His face fell and he looked down at his hands resting in his lap. “Why?” he asked. “I just don’t understand why?”

So I went there. I went back to Africa, to the sights and the sounds and the smells and I decided to take all three kids with me.

“Do you know that most of the children I met in Africa don’t have a television? They don’t have iPads, or iPods, or cell phones or Nintendo Ds’s or even computers. They don’t have LEGO’S or a room full of toys to play with or shelves full of books to read.”

Sloan looked up at me with curious eyes. He has always been so sensitive to the plight of the those who are less fortunate. Currently, he has a piggy bank full of money that he hasn’t yet spent because he wants to give it to the poor. Like all of us who are conscious and aware, he wars with the longing to have more stuff, yet simultaneously knows there are people who don’t have enough.

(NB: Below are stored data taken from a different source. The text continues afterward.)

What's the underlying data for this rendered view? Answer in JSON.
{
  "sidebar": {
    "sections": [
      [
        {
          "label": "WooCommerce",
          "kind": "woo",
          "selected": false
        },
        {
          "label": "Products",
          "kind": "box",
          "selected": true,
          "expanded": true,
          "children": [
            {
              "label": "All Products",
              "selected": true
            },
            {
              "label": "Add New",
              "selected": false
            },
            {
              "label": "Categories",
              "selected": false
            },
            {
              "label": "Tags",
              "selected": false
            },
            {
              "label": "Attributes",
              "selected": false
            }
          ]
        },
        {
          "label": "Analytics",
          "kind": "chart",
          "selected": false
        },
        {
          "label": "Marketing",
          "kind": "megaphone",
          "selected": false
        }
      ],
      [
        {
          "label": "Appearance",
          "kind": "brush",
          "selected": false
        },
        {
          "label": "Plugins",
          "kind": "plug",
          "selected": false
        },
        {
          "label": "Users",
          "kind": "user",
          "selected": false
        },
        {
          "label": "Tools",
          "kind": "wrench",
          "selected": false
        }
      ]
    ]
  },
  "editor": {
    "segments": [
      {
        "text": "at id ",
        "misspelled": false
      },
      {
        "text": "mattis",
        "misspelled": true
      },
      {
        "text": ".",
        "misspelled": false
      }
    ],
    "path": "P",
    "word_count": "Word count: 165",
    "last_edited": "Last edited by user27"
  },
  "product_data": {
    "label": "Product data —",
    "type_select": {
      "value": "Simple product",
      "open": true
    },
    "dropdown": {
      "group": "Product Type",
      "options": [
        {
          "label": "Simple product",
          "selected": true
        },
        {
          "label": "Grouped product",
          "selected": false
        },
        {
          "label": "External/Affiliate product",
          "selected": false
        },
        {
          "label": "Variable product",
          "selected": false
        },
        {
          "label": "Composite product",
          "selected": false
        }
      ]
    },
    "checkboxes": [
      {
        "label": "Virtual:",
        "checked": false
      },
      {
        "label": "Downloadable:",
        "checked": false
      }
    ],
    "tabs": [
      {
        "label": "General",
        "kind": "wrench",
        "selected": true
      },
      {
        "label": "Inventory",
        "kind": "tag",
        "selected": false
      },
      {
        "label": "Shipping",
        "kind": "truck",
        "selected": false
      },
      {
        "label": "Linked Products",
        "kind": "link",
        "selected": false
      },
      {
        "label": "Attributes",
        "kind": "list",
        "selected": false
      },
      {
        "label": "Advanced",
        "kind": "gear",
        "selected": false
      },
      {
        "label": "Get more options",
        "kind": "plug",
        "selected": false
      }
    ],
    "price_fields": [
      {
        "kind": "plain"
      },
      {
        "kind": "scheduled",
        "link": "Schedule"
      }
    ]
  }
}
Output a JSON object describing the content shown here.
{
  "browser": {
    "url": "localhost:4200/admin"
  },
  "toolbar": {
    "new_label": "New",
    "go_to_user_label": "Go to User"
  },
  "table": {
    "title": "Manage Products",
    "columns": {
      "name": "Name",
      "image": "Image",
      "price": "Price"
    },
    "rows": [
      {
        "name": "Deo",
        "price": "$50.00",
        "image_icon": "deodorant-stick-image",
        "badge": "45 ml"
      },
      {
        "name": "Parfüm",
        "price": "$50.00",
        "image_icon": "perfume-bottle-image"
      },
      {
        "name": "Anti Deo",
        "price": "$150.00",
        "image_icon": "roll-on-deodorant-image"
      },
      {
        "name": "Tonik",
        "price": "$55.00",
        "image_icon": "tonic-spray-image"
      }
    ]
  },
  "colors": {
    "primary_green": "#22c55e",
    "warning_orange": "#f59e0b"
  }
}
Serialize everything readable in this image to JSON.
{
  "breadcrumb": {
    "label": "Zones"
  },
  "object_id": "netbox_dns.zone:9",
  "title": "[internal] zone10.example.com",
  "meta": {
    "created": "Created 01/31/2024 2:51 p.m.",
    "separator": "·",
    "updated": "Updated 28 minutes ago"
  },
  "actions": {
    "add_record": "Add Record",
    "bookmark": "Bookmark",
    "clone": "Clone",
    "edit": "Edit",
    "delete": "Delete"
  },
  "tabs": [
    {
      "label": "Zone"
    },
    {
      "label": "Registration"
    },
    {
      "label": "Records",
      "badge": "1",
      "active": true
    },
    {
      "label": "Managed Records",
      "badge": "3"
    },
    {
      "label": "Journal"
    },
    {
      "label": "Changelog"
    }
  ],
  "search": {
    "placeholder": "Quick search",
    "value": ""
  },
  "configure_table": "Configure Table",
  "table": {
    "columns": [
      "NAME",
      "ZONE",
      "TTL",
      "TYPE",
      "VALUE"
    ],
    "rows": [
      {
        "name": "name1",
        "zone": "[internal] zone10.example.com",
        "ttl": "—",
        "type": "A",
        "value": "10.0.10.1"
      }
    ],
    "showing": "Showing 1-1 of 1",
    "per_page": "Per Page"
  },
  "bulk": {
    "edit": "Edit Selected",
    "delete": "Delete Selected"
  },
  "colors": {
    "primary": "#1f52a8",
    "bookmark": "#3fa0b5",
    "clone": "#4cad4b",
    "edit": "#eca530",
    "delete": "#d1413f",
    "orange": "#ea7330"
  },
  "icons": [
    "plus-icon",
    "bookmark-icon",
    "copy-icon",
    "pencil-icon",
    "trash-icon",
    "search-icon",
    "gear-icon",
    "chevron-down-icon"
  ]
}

He’s trying to reconcile at eight what most of us never come to grips with as adults.

“The money that we would spend on a cell phone could be used to feed an entire family in Africa for a long time,” I said and he nodded his head.

“Yeah,” he said with a resigned sigh.

I smiled and looked at him again. “I understand how you feel, buddy. There are things I want that I won’t get for a long time either.”

He grinned back at me. “It’s okay,” he said. “I would rather help poor people anyway.”

And that was the end of the cell phone conversation. For now, anyway. I expect it will crop up again sometime and there will be other wants that pop in here and there, but my prayer for him (for all three kids) and for myself is that we’ll always remember.

I don’t want my children to live under a banner of guilt every time they get a new toy or gadget. I myself don’t want to live under that banner. Coming home, I wondered if I’d be frustrated or annoyed with all the “stuff” around me, but really? I’m not. We live differently here. We live in houses and we drive cars and we watch TV and we eat out.

There’s nothing bad about those things. In fact, they are quite good and enjoyable.

But I don’t want to be consumed by them and by God if I’m not going to work hard to make sure my kids aren’t consumed by them either. Rejoice in privileges, don’t take advantage of them. And yeah…it’s okay to remember from time to time the lessons learned in Africa

How do you protect your children from the monster that is consumerism?